河北新報 11月19日(火)6時10分配信

 福島第1原発事故で、東京電力は18日、4号機の核燃料プールからの燃料取り出しを始めた。事故を起こした1〜4号機のプールからの燃料取り出しは初めてで、最長40年かかる廃炉作業は新たな節目を迎えた。

 1体目の取り出しは同日午後3時18分に始まった。作業員が燃料交換器を操作して毎秒1センチの速さで長さ約4.5メートルの燃料棒をつり上げ、キャスクと呼ばれる全長5.5メートルの輸送容器に水中で移した。約40分に1体のペースで作業を繰り返し、午後6時45分までに4体を装填(そうてん)し、初日の作業を終えた。
 キャスク1基には22体の燃料が入り、装填完了は19日午後になる見通し。大型クレーンでキャスクごとつり上げ、約100メートル離れた共用プールに移す。
 プール内には原子炉建屋の爆発で落下した細かいがれきが残っている。燃料を引き抜く際、がれきが引っ掛かる可能性があり、東電は「今後も安全第一で作業を進めたい」と話した。
 プールには1533体の燃料が保管されている。うち202体は扱いが容易な新燃料で、先行して取り出す。残りの1331体は強い放射線を出す使用済み燃料で、2014年末までに全てを共用プールに移す。
 4号機プールには取り出しが困難な破損燃料が3体あり、東電は専用の輸送容器の製造を検討している。
 4号機は東日本大震災時、定期検査中で原子炉内の燃料は全て隣のプールに移されていた。
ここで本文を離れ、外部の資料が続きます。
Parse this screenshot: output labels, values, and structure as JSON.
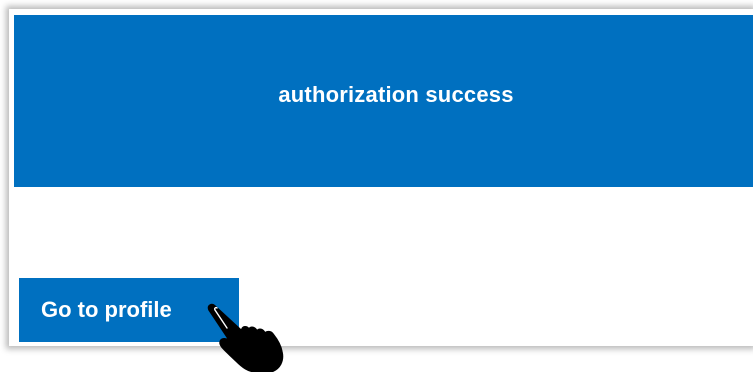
{
  "banner": {
    "title": "authorization success",
    "color": "#0070c0"
  },
  "actions": {
    "profile_button_label": "Go to profile"
  },
  "cursor": {
    "icon": "pointing-hand-cursor-icon"
  }
}
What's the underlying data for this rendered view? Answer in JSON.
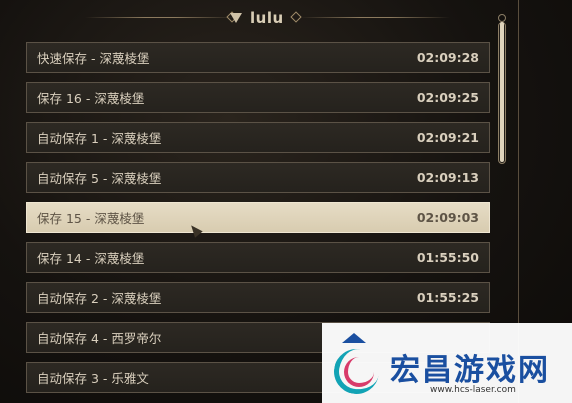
{
  "header": {
    "title": "lulu"
  },
  "saves": [
    {
      "name": "快速保存 - 深蔑棱堡",
      "time": "02:09:28",
      "selected": false
    },
    {
      "name": "保存 16 - 深蔑棱堡",
      "time": "02:09:25",
      "selected": false
    },
    {
      "name": "自动保存 1 - 深蔑棱堡",
      "time": "02:09:21",
      "selected": false
    },
    {
      "name": "自动保存 5 - 深蔑棱堡",
      "time": "02:09:13",
      "selected": false
    },
    {
      "name": "保存 15 - 深蔑棱堡",
      "time": "02:09:03",
      "selected": true
    },
    {
      "name": "保存 14 - 深蔑棱堡",
      "time": "01:55:50",
      "selected": false
    },
    {
      "name": "自动保存 2 - 深蔑棱堡",
      "time": "01:55:25",
      "selected": false
    },
    {
      "name": "自动保存 4 - 西罗帝尔",
      "time": "",
      "selected": false
    },
    {
      "name": "自动保存 3 - 乐雅文",
      "time": "",
      "selected": false
    }
  ],
  "watermark": {
    "title": "宏昌游戏网",
    "url": "www.hcs-laser.com"
  }
}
炉心溶融は免れたが、プールの水がなくなれば大量の放射能が漏れ出すとして、世界各国が燃料の安全な保管を政府や東電に求めていた。
 1〜3号機プールの燃料は15年度以降に取り出す計画だ。1号機プールに保管されている使用済み燃料292体のうち70体が破損していることが判明、取り出し計画への影響が懸念されている。

◎許されぬ「想定外」

 【解説】福島第1原発4号機の使用済み核燃料プールからの燃料取り出しが始まった。汚染水問題や予期せぬ停電などで「見通しが甘い」と批判を浴びてきた東京電力は、今回の取り出しを「廃炉工程が順調に進んでいる」とアピールできる数少ない機会ととらえ、当面の大きな目標に位置付けてきた。
 作業で懸念されるのは、燃料輸送容器の落下だ。プールのある建屋5階から落ちると燃料が破損する恐れがある。容器が壊れれば、大気中への放射性物質拡散という極めて深刻な事態となる。
 東電は容器の落下以外に、プールの冷却停止や水の漏えい、大地震、火災、容器運搬中のトレーラーの事故など、さまざまなトラブルを想定して対策を講じ、それぞれのケースごとに対応を決めている。だが、トラブルが同時多発したらどう対処するのか。東電は「そんなことは起こるはずがない」という。
 通常の原発の燃料取り扱いクレーンは、取り出す燃料の上部まで自動で移動するが、今回は作業員が目視で行う。さらに作業員は全面マスクを着用しており、視界が狭くなる。通常と違う作業環境で人為的ミスが起きないとは言えない。
 2年8カ月前の事故は最悪の事態がいくつも重なって起きた。来年末まで続く作業の計画に抜かりがないか、東電には慎重に確認することが求められる。もう「想定外だった」では済まされない。